Dropping Logs Without a Specific Field

Thank you, @tonyswumac, for your answer. I tried it, but it didn’t work—I had no log lines.

I searched again based on your suggestion and eventually asked Grot for help, which helped me get it working.

Here’s what I ended up with:

loki.process "task_analysis_json_extraction" {

    // Parse the JSON first
    stage.json {
        expressions = {
            app = "",
            app_version = "",
            cloud_provider = "",
            duration = "",
            graphical = "",
            namespace = "",
            reconcile_id = "",
            state = "",
            task_id = "",
            region = "",
            ressource_type = "",
        }
    }

    stage.labels {
        values = {
            has_duration = "duration",
            namespace = "namespace",
            app_version = "app_version",
            graphical = "graphical",
            state = "state",
            app_app = "app",
            cloud_provider = "cloud_provider",
            ressource_type = "ressource_type",
        }
    }

    stage.structured_metadata {
        values = {
          reconcile_id = "reconcile_id",
          task_id = "task_id",
          duration = "duration",
          region = "region",
        }
    }

    // Drop logs where the duration label is empty
    stage.match {
        selector = "{has_duration=\"\"}"
        action = "drop"
        drop_counter_reason = "missing_duration_field"
    }

    stage.label_drop {
        values = ["has_duration", "duration"]
    }

    // For logs where the label is empty, add a default value
    stage.match {
        selector = "{cloud_provider=\"\"}"

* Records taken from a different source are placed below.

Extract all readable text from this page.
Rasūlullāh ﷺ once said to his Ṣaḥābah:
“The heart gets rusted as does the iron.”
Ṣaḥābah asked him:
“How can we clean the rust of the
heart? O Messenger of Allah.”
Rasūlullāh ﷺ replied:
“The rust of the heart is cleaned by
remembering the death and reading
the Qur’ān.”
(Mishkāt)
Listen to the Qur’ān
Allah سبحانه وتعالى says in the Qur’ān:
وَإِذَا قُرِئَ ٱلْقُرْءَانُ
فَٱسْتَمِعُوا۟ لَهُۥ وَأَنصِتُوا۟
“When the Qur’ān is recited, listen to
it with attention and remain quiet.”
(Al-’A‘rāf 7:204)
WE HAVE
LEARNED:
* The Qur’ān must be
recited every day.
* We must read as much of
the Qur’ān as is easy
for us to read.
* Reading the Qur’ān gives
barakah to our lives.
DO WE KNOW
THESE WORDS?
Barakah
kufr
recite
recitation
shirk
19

        // Inside this stage, we only process logs that matched the selector
        stage.static_labels {
            values = {
                "cloud_provider" = "Not assigned",
            }
        }
    }

    stage.timestamp {
          source = "ts"
          format = "RFC3339"
    }

    forward_to = [loki.write.logs_service.receiver]
}

I had to search a bit more since it wasn’t always working, and I found out that this line was causing issues:

            app = "app",

That’s why I ended up using:

            app_app = "app",

I have no idea why, though—maybe it has something to do with internal Alloy mechanics?